A green-coloured Chandni Chowk bus shuttle rumbles by. It is packed beyond capacity with the Chandni Chowk natives (that is, they are not looking like travellers) heading towards Ballimaran, to Nai Sadak, to Katra Neel, to Fatehpuri. A sprightly Namdhari Sikh is hanging on to the door of the mini-bus.
On the right stands what used to be Fort View Hotel–shabbily-mantained but still majestic. It is home to a Sony showroom, a cinema, and a coffee chain outlet.
One backpacker, following The Delhi Walla‘s gaze, looks up at the building, and then hurriedly flips through his copy of Lucy Peck’s Delhi: A Thousand Years of Building. Just then appears a red-capped man, belonging to a tribe of traditional ear-cleaners from Turkman Gate, and offers to de-wax the backpacker’s ears. To break the language barrier and explain his profession to the tourist, he takes out a needle, inserts it into his right ear and brings it out from his right nostril.
Looking at the horrified tourist, I feel bad for travellers who come to Chandni Chowk to sketch the pattern of the haveli jaalis or to study the Colonial influence on Mughal architecture. At the end of this walk, they might remember nothing but the grey sky above, the jostling crowd beneath, and perhaps the golden arches of McDonald’s. Yes, it too is here giving an interesting perspective to the Red Fort skyline.
Amidst such mumbo-jumbo, it is easy to miss two stately sights—the Baptist Church and the State Bank of India building.

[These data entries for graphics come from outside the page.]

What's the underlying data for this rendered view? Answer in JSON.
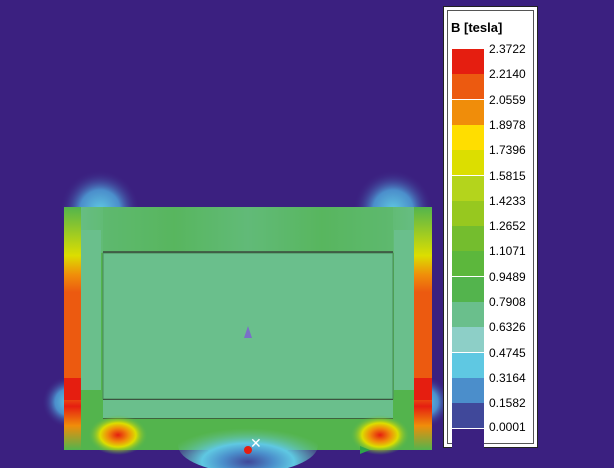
{
  "legend": {
    "title": "B [tesla]",
    "levels": [
      "2.3722",
      "2.2140",
      "2.0559",
      "1.8978",
      "1.7396",
      "1.5815",
      "1.4233",
      "1.2652",
      "1.1071",
      "0.9489",
      "0.7908",
      "0.6326",
      "0.4745",
      "0.3164",
      "0.1582",
      "0.0001"
    ],
    "colors": [
      "#e51e10",
      "#ec5a10",
      "#f08d0a",
      "#ffde00",
      "#dcde00",
      "#b4d41c",
      "#97c81f",
      "#74bd2e",
      "#5cb73c",
      "#53b44d",
      "#6abf8c",
      "#8dcfc7",
      "#5fc8e2",
      "#4b8ecb",
      "#40489a",
      "#3b2080"
    ]
  },
  "colors": {
    "background": "#3b2080"
  }
}
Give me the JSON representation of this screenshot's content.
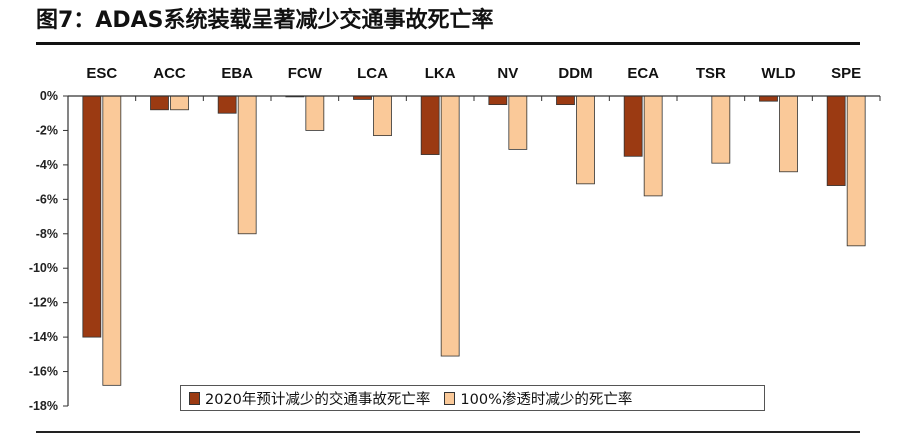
{
  "title": "图7：ADAS系统装载呈著减少交通事故死亡率",
  "colors": {
    "series1": "#9B3A12",
    "series2": "#FAC999",
    "axis": "#333333"
  },
  "chart_data": {
    "type": "bar",
    "categories": [
      "ESC",
      "ACC",
      "EBA",
      "FCW",
      "LCA",
      "LKA",
      "NV",
      "DDM",
      "ECA",
      "TSR",
      "WLD",
      "SPE"
    ],
    "series": [
      {
        "name": "2020年预计减少的交通事故死亡率",
        "values": [
          -14.0,
          -0.8,
          -1.0,
          -0.05,
          -0.2,
          -3.4,
          -0.5,
          -0.5,
          -3.5,
          0,
          -0.3,
          -5.2
        ]
      },
      {
        "name": "100%渗透时减少的死亡率",
        "values": [
          -16.8,
          -0.8,
          -8.0,
          -2.0,
          -2.3,
          -15.1,
          -3.1,
          -5.1,
          -5.8,
          -3.9,
          -4.4,
          -8.7
        ]
      }
    ],
    "yticks": [
      "0%",
      "-2%",
      "-4%",
      "-6%",
      "-8%",
      "-10%",
      "-12%",
      "-14%",
      "-16%",
      "-18%"
    ],
    "ylim": [
      -18,
      0
    ],
    "legend_position": "bottom"
  }
}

Of course, you cannot miss the Seesganj Gurdwara. The entrance is crowded with pilgrims. It stands next to Sunehri Masjid from where the Persian invader Nader Shah watched the massacre of Delhi in 1739. The lane outside the mosque is blocked by a golgappa walla and a pineapple walla.
Talking of food, Chandni Chowk’s ‘Old, Famous Jalebi walla’ is just a few steps away. The entry to paratha waali galli, too, is somewhere around. Haldiram’s is on the other side of the road. Unmoved by laddoos and dahi bhallas, I keep walking straight, past stores selling Chinese toys, bras, saris, footmats, goggles, belts, burqas, chappals, watches, and even swimming costumes.
Look for the iconic Mughal-era mithai shop Ghantewala. You won’t find it. It shut down a few years ago.
Nai Sadak, now.
The Town Hall building on the right, flecked with hundreds of masakalis, is looking straight out from the pages of some outdated London guidebook. Not surprising since it came up just a few years after the 1857 mutiny. (For that Piccadilly Circus touch, there are benches and stylish lampposts on the little plaza on the left.)
Determined to quickly finish this walk in one of the city’s most crowded avenues, I’m not feeling obliged to linger in front of the claustrophobic histories and monuments lining both sides of Chandni Chowk. The weather-beaten Lala Channamal ki Haveli is left behind without a respectful stop. Amritsari Lassi Walla is coming up now. Next is Fatehpuri Masjid, the journey’s end. Time your walk so that you arrive at this mosque immediately after the sunset. Then it is like a dream.